In 2005, the Red Sox rebuilt their roster around guys who weren’t nearly as good when it came to a winning formula.  The Nomar trade showed they were capable of drastic moves, and the next two seasons showed they weren’t afraid to mortgage a couple of seasons in order to bring along the right players.  Moreso than their first title, the second title came via homegrown players, young stars the Sox managed to go out and find.  They brought in the rightly-scouted relievers, benefitted from the success of starting pitching with something to prove.  Every component of the team fired on all cylinders, energizing the guys that needed it.  The team rolled through the season, won the division, and made history.  Five years later, the Red Sox lost sight of that, built their roster on players who felt privileged, players who didn’t have that same drive.  They bought established big leaguers, failed to produce from within their farm system save for a couple of guys here and there.

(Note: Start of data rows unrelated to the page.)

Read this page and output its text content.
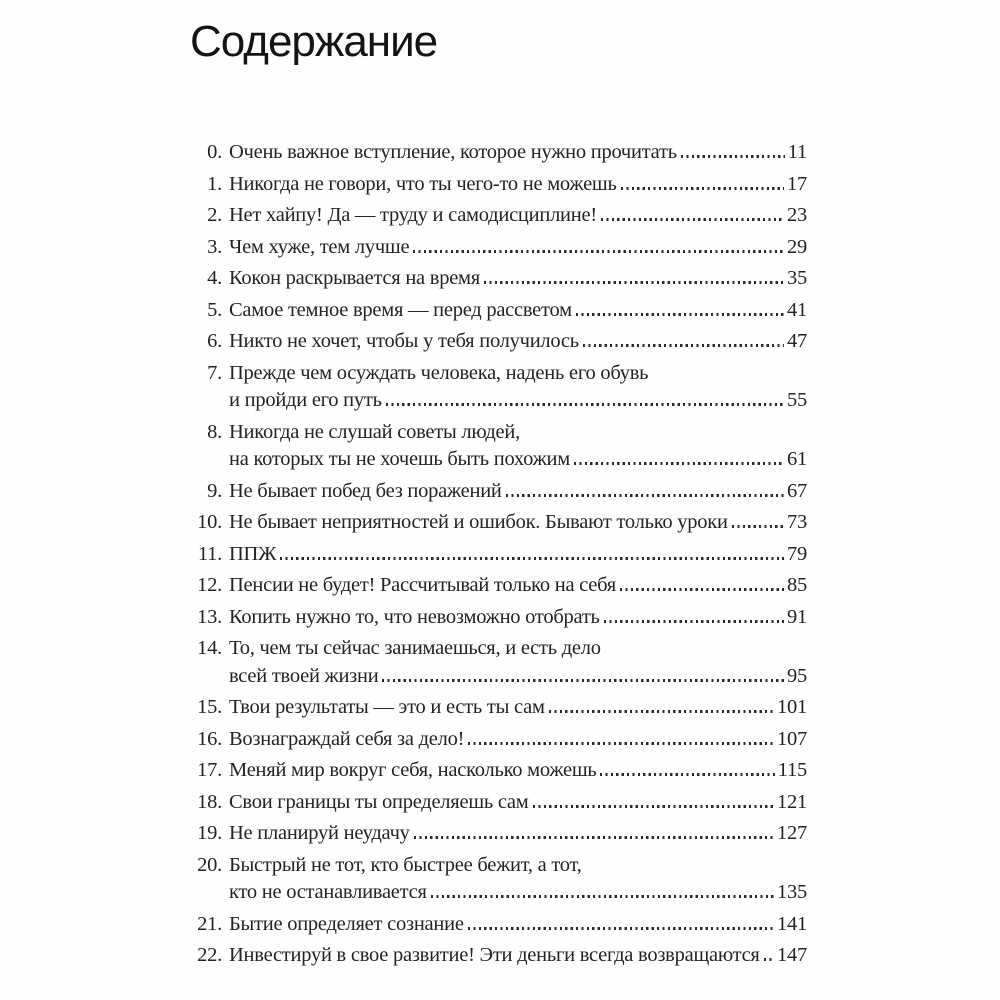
Содержание
0. Очень важное вступление, которое нужно прочитать	11
1. Никогда не говори, что ты чего-то не можешь	17
2. Нет хайпу! Да — труду и самодисциплине!	23
3. Чем хуже, тем лучше	29
4. Кокон раскрывается на время	35
5. Самое темное время — перед рассветом	41
6. Никто не хочет, чтобы у тебя получилось	47
7. Прежде чем осуждать человека, надень его обувь
и пройди его путь	55
8. Никогда не слушай советы людей,
на которых ты не хочешь быть похожим	61
9. Не бывает побед без поражений	67
10. Не бывает неприятностей и ошибок. Бывают только уроки	73
11. ППЖ	79
12. Пенсии не будет! Рассчитывай только на себя	85
13. Копить нужно то, что невозможно отобрать	91
14. То, чем ты сейчас занимаешься, и есть дело
всей твоей жизни	95
15. Твои результаты — это и есть ты сам	101
16. Вознаграждай себя за дело!	107
17. Меняй мир вокруг себя, насколько можешь	115
18. Свои границы ты определяешь сам	121
19. Не планируй неудачу	127
20. Быстрый не тот, кто быстрее бежит, а тот,
кто не останавливается	135
21. Бытие определяет сознание	141
22. Инвестируй в свое развитие! Эти деньги всегда возвращаются 147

As the 2012 season, their sixth since the offseason of 2007 brought those players forward, perhaps it’s now time to hand the reigns to a new generation of Red Sox players.  Will Middlebrooks is the most obvious farmhand to come along, but perhaps now’s the time to build around him and hot prospects like Jose Iglesias.  For all the years we heard about the farm system having strength, perhaps now it’s time to replenish those ranks.  It might be time to part ways with guys who’s talent is limitless and undoubted but are starting to run their course with the Sox.  Those guys might go on and succeed (Buchholz and Lester chief among them), but come July, someone might be moving.  We don’t know who, and we don’t know when.  We certainly don’t know what for.  But one thing’s for certain.  The Red Sox need to find the courage to make a drastic move like they did in 2004, rebuild with the knowledge of what they did back then, and find the right pieces to once again become a contender.